3. Phylogenetic Network analysis on the genetic links of Hantaviruses among hosts.

The phylogenetic network was infered from the phylogenetic trees contained in AIC_tree.nwk, the R code (phylonet.R), and the dataset hosts_america_PH.csv.

4. Geographic analysis on the habitat suitability of hosts linked in the phylogenetic network.

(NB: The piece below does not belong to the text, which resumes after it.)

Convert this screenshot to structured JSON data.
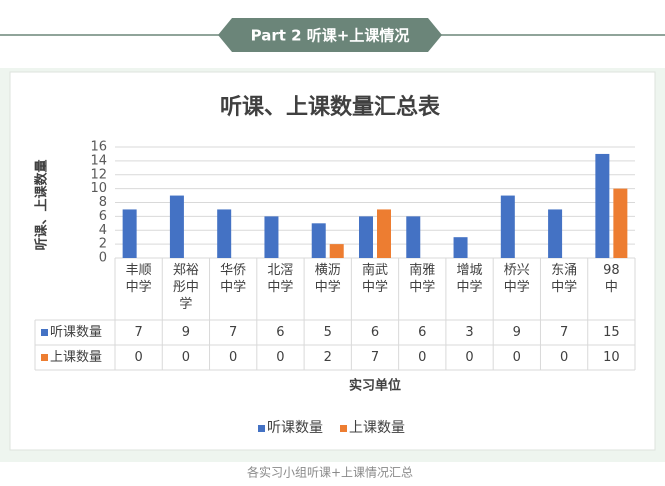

taxa_in_network_NWH.zip. The zip file conatins the results of the habitat suitability analysis performed with the R code predict_suitable_habitat.R. These maps are in geojson files named after each species and capture the probability of species presence (X1) and absence (X0) within pixels of 0.25 ° arc inside the distribution area of the species. Within each location, land use variables for 2015 are included. These variables are proportions of the pixel covered by each vegetation type, including: primary forest (primf), primary non-forest (primnf), secondary forest (secdf), secondary non forest (secdn), rangeland (range), pasture (pastr), annual C4 crops (C4ann), perennial C4 crops (C4per), C3 crops perenial (C3per) and annual (C3ann) , and nitrogen fixing plants (C3fix). These land use variables were used to predict X1 and X0.

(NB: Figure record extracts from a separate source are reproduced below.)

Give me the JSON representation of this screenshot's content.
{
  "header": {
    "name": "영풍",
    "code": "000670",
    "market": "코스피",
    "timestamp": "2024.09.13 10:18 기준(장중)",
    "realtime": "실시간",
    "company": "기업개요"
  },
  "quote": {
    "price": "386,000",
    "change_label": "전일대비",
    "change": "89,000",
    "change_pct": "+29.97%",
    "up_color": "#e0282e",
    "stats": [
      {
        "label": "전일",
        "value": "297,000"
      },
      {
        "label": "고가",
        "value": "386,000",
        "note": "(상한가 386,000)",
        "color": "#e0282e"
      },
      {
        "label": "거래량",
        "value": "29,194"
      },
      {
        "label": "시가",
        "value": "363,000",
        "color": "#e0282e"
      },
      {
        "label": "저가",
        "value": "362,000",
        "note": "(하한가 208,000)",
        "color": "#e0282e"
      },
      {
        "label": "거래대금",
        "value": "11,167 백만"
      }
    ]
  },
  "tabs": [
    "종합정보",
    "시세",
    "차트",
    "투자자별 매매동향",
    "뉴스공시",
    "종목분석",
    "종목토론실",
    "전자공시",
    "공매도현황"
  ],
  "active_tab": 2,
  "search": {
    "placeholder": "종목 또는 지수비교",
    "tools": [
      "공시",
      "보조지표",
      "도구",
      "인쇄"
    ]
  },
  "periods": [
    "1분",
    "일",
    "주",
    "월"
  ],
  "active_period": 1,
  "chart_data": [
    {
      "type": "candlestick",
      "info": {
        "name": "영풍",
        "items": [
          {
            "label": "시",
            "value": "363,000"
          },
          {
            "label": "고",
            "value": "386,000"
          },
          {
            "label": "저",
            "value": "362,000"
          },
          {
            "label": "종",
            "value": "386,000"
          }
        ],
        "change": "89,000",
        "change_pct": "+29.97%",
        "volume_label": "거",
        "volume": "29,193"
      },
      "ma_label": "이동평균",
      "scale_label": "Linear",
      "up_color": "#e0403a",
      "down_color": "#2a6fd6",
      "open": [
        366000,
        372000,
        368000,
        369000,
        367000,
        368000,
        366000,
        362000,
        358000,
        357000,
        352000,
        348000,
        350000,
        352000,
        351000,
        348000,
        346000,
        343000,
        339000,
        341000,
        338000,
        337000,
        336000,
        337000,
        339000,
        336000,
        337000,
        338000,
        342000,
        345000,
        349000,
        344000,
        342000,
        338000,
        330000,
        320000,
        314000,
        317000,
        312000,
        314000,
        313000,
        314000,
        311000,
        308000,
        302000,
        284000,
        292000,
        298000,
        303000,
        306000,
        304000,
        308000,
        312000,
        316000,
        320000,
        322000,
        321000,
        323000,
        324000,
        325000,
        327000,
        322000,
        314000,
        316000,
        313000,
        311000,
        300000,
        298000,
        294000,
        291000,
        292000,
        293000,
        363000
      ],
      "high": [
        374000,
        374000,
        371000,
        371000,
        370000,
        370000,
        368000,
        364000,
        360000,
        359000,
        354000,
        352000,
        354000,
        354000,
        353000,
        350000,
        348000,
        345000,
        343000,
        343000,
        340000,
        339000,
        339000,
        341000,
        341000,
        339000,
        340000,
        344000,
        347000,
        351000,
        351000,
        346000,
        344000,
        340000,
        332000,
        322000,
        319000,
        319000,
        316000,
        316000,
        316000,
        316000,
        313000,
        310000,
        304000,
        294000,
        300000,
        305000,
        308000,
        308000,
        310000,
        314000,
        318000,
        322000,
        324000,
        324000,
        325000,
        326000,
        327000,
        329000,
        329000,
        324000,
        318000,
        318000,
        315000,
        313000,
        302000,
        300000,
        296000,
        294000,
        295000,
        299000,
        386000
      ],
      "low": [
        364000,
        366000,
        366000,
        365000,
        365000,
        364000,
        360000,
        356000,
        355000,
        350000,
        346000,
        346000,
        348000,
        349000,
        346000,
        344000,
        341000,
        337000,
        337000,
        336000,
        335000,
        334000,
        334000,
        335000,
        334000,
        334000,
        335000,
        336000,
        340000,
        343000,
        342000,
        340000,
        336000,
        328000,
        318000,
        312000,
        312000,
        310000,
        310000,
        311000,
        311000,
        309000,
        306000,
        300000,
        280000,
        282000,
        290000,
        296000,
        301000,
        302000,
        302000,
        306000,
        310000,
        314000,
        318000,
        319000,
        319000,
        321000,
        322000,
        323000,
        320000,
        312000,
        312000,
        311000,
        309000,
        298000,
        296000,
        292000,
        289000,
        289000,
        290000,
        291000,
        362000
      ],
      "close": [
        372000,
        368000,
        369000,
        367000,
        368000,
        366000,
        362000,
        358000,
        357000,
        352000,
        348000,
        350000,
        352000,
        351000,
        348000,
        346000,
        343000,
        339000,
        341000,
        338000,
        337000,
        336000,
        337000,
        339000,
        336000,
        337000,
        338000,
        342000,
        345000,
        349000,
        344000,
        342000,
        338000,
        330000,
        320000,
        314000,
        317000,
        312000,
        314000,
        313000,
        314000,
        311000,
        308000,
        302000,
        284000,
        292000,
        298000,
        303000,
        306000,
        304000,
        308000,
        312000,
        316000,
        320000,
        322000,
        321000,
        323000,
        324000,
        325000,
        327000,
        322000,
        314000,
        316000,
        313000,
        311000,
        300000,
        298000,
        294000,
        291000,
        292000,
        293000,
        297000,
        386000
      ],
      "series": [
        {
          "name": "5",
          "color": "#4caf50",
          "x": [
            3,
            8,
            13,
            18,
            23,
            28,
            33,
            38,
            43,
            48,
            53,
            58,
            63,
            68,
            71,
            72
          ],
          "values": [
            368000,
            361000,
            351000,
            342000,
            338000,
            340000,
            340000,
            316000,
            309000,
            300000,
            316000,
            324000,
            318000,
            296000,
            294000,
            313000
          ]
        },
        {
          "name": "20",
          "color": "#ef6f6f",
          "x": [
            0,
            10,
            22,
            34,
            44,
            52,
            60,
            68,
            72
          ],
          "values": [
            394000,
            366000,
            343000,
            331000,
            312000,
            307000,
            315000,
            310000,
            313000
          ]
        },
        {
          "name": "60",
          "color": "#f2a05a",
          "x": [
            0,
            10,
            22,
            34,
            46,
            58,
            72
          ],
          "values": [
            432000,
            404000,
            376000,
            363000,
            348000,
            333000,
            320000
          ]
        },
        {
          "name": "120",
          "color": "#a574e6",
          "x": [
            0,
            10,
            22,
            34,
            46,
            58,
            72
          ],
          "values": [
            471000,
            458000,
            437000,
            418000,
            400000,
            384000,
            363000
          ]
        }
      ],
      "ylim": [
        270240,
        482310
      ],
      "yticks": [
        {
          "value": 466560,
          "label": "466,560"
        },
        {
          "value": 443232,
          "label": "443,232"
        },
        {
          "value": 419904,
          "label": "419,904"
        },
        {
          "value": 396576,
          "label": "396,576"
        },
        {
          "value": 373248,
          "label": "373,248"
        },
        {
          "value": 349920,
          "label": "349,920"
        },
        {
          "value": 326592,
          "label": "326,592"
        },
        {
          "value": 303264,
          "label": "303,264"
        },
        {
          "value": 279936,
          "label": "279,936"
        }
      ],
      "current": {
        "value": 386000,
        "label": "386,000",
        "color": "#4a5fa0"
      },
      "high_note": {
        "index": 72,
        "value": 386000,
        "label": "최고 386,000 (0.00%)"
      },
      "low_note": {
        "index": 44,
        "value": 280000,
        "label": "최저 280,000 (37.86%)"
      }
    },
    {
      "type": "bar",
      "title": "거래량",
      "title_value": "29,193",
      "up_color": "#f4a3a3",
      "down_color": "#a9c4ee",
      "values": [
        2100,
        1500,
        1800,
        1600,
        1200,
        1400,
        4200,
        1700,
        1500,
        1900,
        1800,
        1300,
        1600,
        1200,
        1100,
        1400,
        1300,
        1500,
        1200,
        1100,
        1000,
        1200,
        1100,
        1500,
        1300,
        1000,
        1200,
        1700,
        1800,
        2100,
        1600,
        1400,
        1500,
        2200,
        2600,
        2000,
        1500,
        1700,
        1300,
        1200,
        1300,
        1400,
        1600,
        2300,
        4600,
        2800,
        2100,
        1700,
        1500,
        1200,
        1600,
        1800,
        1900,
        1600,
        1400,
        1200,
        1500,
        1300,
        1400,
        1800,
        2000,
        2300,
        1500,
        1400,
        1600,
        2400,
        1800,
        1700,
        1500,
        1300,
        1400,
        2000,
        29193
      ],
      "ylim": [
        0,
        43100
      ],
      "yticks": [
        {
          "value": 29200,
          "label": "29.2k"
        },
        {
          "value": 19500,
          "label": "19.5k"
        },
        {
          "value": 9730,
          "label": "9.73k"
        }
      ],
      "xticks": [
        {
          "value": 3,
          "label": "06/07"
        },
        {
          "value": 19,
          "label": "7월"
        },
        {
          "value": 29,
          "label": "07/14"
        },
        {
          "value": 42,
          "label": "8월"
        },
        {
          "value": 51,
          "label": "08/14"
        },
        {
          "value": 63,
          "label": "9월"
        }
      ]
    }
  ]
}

Files can be viewed with a geographic information software including R.

Occurrence data used to analyse habitat suitability can be accesed from the original source: GBIF data: https://doi.org/10.15468/dl.pqwhfw

Sharing/Access information

Primary data used to perform the analysis can be accessed from the oﬃcial repositories:

GBIF data: https://doi.org/10.15468/dl.pqwhfw
Historical land-use dataset states.nc (LUH2 v2h) covers the period 850-2015 and projections for 2025: https://luh.umd.edu/data.shtml
Distributions of rodent species from the IUCN: https://www.iucnredlist.org/resources/spatial-data-download

Code/Software

Description of files within this repository:

fetch.metadata.R: Code of a Web scrapper to retrieve information about the sequences in the NCBI repository.
BLAST_Nprot.csv: lists with the accession numbers obtained from the BLAST search.
Nprot_MaxAlign.fas: Fasta file with the nucleotide sequences analysed; 278 genomic samples of the S segment (N protein) of NWH found in 55 species of Cricetidae rodents.
AIC_tree.nwk: Phylogenetic tree infered.
hosts_america_PH.csv: List of species known to host New World Hantavirus. Fisrt column contains the genus name, column 2 the speices name, and column 3 denotes (1) whether the species is known to harbor a pathogen strain of Hantavirus, or not (0).
phylonet.R: Code describing the phylogenetic network analysis.
predict_suitable_habitat.R: Code of Classification tree analysis on the habitat suitability of the rodent hosts.
taxa_in_network_NWH.zip: Maps for each species analysed with a prediction of habitat suitability (X1) in the distribution range of the species, drawn from the land use change variables (García-Peña et al. 2021).